Política

Otto confirma tentativa de Coronel de levar PSD à oposição

A declaração foi feita em entrevista, na qual Otto atribuiu a iniciativa ao senador Ângelo Coronel (PSD).

O senador Otto Alencar, presidente do PSD na Bahia, afirmou que houve uma articulação interna para tentar retirar o partido da base do governador Jerônimo Rodrigues (PT) e levá-lo para o campo da oposição, liderado pelo ex-prefeito de Salvador ACM Neto (União Brasil). A declaração foi feita em entrevista ao site Política Livre, na qual Otto atribuiu a iniciativa ao senador Angelo Coronel (PSD).

Segundo Otto, o episódio foi comunicado diretamente pelo presidente nacional do partido, Gilberto Kassab. “A matéria retrata o que aconteceu. O presidente nacional [do PSD], Gilberto Kassab, me telefonou dizendo que houve uma tentativa, um pedido de mudança no grupo do PSD que apoia o governador, aqui na Bahia, para a oposição”, relatou.
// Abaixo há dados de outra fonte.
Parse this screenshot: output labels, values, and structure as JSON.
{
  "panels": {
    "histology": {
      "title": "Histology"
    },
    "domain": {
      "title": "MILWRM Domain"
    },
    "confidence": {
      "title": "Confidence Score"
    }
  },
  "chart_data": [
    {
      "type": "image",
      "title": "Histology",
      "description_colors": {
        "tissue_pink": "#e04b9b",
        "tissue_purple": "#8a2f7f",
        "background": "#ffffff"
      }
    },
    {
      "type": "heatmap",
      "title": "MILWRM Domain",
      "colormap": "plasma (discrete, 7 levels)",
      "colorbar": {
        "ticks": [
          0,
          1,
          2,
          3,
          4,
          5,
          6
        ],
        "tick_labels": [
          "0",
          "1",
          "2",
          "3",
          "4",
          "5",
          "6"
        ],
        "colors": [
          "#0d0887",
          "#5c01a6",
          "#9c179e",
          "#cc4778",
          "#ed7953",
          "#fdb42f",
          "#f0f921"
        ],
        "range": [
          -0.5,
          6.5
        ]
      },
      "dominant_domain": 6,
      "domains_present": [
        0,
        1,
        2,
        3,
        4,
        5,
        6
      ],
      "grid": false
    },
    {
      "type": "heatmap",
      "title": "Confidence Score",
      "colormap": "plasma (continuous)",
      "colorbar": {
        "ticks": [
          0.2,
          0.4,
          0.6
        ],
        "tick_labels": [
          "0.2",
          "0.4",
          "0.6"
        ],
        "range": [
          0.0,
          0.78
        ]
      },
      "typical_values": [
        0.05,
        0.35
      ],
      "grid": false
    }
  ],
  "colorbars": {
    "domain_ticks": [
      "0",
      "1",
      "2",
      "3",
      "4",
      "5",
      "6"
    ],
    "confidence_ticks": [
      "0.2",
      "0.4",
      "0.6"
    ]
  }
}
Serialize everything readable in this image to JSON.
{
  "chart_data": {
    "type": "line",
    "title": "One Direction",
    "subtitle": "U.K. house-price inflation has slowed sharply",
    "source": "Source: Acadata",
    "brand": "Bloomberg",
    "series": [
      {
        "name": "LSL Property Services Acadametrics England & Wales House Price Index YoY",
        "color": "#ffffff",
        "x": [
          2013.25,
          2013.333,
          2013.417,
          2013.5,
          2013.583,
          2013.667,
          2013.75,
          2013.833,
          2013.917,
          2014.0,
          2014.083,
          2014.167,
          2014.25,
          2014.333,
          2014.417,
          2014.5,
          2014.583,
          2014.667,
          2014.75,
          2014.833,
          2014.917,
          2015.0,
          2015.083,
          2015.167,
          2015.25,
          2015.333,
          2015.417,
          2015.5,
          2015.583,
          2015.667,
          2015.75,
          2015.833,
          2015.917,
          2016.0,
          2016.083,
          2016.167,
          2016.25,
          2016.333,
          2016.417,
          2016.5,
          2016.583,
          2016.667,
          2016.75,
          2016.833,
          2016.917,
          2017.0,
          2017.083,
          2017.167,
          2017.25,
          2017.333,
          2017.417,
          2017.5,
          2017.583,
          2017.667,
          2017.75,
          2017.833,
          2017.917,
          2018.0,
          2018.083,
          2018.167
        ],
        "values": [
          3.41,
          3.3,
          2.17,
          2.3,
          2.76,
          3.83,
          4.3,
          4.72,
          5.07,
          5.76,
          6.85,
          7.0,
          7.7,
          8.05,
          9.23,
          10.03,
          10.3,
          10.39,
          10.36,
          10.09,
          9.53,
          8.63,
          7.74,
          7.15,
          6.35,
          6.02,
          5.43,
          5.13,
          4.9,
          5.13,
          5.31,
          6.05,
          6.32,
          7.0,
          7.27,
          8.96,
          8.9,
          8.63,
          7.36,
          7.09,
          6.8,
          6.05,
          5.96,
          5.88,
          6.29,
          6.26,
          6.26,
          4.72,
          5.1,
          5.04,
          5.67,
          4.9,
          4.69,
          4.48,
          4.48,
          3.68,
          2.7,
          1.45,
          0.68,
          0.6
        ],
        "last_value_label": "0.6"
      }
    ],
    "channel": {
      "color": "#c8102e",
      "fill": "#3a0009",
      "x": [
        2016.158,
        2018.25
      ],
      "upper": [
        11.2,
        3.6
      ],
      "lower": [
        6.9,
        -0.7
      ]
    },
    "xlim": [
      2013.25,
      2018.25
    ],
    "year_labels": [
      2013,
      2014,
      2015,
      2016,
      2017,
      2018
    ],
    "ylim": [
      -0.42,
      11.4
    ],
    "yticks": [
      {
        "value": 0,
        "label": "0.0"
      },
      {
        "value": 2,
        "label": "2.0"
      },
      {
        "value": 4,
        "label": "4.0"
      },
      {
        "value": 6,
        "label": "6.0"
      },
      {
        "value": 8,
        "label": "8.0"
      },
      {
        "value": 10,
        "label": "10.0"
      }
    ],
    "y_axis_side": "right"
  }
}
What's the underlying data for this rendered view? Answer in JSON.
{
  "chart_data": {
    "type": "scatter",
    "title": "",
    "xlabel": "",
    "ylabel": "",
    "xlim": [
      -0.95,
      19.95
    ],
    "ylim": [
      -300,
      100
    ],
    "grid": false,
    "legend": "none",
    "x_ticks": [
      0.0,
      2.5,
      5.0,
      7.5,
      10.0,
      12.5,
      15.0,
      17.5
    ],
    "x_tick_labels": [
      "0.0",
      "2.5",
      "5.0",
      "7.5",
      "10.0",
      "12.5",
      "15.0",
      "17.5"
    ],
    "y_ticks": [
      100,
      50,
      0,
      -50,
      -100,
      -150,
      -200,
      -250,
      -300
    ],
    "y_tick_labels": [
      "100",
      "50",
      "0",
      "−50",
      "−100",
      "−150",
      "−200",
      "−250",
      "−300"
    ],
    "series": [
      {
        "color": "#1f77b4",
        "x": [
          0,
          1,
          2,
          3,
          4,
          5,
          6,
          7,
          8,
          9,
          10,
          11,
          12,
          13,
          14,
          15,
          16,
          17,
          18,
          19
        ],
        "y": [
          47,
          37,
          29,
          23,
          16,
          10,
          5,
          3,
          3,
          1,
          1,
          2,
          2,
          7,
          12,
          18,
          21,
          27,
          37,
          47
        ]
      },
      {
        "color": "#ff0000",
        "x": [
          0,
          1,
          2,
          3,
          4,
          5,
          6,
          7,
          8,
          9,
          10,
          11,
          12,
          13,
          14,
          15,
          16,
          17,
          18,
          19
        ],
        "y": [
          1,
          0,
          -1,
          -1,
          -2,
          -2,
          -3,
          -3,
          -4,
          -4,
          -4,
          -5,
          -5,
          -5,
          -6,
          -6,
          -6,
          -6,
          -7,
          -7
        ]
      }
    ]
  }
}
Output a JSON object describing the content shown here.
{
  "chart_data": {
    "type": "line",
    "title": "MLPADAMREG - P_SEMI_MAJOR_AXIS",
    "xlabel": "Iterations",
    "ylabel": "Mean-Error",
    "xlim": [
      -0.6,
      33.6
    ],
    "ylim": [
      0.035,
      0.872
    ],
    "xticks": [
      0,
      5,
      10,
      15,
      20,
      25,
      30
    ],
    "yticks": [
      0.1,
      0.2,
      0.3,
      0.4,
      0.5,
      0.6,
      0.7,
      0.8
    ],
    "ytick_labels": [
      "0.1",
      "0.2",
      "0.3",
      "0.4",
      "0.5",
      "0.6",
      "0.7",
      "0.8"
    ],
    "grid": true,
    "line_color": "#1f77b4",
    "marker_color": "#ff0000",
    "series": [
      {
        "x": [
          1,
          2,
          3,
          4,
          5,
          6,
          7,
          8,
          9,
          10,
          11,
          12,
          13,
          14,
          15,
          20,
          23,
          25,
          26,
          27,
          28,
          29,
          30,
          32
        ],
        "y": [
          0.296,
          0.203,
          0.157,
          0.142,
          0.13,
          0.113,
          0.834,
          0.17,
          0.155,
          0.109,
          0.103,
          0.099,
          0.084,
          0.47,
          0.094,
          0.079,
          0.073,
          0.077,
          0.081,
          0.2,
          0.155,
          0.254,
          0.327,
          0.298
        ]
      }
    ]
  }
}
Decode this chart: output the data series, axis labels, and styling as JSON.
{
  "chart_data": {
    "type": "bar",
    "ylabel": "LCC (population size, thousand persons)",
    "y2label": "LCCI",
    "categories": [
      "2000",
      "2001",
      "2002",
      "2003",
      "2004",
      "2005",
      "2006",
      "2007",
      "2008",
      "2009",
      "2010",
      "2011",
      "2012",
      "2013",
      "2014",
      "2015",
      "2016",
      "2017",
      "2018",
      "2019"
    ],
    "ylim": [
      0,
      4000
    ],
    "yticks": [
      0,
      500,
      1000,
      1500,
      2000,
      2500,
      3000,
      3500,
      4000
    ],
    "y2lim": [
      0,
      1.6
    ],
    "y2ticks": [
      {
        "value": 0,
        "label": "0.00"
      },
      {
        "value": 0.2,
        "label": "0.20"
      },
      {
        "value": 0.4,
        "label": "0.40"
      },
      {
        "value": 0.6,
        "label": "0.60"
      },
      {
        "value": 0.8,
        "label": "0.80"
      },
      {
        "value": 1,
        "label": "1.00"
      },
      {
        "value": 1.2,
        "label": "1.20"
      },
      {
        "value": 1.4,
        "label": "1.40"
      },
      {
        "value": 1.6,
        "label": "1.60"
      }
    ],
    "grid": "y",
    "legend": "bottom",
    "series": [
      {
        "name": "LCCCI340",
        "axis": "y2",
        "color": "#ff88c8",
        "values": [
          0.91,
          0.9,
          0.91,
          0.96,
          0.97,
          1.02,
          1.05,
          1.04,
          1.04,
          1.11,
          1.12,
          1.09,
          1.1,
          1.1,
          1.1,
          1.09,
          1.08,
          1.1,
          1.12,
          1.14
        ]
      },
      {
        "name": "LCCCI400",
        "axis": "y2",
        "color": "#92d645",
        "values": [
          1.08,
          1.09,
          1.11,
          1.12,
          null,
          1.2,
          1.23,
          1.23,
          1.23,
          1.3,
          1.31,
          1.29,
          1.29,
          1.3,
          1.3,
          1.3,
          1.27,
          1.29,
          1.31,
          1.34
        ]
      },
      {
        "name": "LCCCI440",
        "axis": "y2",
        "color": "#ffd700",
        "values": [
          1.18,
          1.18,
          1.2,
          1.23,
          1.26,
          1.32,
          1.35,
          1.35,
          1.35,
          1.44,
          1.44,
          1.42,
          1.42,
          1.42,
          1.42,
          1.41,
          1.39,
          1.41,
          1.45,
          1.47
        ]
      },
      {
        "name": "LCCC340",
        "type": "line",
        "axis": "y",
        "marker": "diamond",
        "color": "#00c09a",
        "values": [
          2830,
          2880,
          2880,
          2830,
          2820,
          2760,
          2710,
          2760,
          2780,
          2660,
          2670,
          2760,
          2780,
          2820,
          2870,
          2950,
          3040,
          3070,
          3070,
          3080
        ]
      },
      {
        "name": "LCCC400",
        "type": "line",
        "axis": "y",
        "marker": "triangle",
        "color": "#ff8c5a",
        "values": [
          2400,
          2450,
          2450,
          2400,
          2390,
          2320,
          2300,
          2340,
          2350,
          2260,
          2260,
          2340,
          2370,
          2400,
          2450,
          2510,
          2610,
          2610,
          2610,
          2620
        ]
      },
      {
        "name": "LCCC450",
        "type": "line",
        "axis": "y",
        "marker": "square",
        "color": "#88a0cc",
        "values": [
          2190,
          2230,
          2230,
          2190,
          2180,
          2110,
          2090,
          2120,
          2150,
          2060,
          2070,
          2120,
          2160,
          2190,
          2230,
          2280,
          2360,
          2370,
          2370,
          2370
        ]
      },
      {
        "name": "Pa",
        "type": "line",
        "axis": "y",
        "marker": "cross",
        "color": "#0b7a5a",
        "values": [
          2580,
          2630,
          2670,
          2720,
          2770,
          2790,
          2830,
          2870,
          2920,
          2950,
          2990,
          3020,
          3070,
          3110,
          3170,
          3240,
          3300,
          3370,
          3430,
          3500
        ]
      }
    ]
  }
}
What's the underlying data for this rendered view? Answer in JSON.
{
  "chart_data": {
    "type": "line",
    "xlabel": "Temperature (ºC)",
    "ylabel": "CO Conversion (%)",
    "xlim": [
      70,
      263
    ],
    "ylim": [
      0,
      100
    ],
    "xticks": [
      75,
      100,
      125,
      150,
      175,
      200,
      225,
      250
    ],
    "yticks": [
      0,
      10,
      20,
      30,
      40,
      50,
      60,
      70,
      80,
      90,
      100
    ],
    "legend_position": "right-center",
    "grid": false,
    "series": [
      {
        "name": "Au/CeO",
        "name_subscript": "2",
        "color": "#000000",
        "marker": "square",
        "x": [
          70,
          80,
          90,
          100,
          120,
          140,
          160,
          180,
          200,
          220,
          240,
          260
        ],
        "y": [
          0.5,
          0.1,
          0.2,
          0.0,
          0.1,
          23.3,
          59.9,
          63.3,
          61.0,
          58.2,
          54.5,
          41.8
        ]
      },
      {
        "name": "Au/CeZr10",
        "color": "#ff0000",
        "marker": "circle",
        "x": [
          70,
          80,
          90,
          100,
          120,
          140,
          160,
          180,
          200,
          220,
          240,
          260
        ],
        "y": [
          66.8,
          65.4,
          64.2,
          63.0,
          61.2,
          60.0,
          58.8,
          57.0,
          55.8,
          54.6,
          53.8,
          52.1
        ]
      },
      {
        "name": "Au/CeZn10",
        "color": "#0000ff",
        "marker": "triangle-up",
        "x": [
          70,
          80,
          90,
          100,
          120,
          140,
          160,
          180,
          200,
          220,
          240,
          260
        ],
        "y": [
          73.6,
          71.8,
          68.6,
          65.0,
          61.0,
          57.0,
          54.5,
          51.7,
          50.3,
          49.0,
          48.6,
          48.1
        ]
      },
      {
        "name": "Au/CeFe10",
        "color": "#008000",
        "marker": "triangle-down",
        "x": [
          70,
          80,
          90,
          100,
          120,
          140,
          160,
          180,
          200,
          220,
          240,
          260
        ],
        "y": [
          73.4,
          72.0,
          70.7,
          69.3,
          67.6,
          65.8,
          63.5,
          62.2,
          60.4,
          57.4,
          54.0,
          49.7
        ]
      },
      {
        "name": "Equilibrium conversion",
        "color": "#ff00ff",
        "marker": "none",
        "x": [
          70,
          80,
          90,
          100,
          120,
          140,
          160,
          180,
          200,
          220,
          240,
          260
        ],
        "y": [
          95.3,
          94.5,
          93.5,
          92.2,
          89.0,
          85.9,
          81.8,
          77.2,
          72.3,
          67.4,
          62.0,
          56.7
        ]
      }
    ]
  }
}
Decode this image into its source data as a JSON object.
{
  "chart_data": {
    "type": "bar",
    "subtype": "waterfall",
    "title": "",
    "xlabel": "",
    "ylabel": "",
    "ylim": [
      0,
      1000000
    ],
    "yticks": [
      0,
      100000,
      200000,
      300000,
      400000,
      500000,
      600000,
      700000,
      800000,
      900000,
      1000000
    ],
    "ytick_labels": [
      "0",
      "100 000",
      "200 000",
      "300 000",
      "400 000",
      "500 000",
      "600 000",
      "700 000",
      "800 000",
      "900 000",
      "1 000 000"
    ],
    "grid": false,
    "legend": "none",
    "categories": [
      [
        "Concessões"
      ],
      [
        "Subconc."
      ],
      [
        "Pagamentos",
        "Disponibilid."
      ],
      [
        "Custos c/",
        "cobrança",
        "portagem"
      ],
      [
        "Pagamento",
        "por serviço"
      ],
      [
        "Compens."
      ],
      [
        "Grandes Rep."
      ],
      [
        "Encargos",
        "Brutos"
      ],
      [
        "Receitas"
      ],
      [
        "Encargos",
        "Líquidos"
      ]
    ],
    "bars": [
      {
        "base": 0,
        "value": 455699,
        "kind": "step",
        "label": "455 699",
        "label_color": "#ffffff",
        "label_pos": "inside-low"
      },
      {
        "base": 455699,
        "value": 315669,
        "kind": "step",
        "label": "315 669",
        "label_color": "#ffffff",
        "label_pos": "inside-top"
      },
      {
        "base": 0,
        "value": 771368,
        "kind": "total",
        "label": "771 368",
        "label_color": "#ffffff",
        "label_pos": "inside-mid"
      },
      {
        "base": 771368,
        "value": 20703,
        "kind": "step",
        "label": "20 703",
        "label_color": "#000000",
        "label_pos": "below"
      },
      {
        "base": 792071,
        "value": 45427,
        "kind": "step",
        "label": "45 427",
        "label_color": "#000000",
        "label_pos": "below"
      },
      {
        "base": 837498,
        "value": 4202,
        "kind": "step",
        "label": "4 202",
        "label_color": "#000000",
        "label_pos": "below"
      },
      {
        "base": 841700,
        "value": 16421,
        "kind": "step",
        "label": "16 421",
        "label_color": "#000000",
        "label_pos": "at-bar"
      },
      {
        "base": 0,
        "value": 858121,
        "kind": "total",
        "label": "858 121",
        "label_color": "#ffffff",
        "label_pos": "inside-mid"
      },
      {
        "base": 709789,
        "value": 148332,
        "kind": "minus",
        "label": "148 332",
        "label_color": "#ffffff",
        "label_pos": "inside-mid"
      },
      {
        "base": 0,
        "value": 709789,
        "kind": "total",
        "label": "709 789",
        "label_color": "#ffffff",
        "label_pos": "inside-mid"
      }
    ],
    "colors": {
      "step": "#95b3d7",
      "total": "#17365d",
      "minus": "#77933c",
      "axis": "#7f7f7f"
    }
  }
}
A movimentação teria ocorrido após uma reunião entre Coronel e Kassab, realizada na última quarta (28), com o objetivo de discutir o cenário eleitoral de 2026. Coronel avalia que uma candidatura à reeleição ao Senado dentro da base governista, com o PSD aliado ao PT, seria inviável, diante da definição da cúpula petista por uma chapa “puro-sangue” no estado.

O encontro também contou com a presença do deputado federal Diego Coronel (PSD), filho do senador. Na conversa, os parlamentares baianos teriam argumentado que um eventual candidato à presidência nacional do PSD, como o governador de Goiás, Ronaldo Caiado, aliado de ACM Neto, só teria palanque na Bahia se o partido estivesse na oposição ao PT.

Otto afirmou que Kassab rejeitou a proposta e reforçou sua confiança na condução do partido no estado: “Kassab me ligou e disse o que falou [a Coronel]. Disse que nunca vai deixar que Otto deixe de conduzir o partido na Bahia, que fui fundador do partido e que é muito correto comigo, e que daria um conselho [a Coronel]: converse com Otto para encontrarem uma saída”.

Questionado sobre sua reação à iniciativa do correligionário, o senador disse não ter ficado aborrecido, embora tenha se surpreendido. “De alguma forma fiquei surpreso, porque eu tenho feito tudo de forma transparente, essa situação que é complicada para mim, envolvendo amigos e correligionários políticos. Sigo trabalhando pela pacificação do nosso grupo”, afirmou.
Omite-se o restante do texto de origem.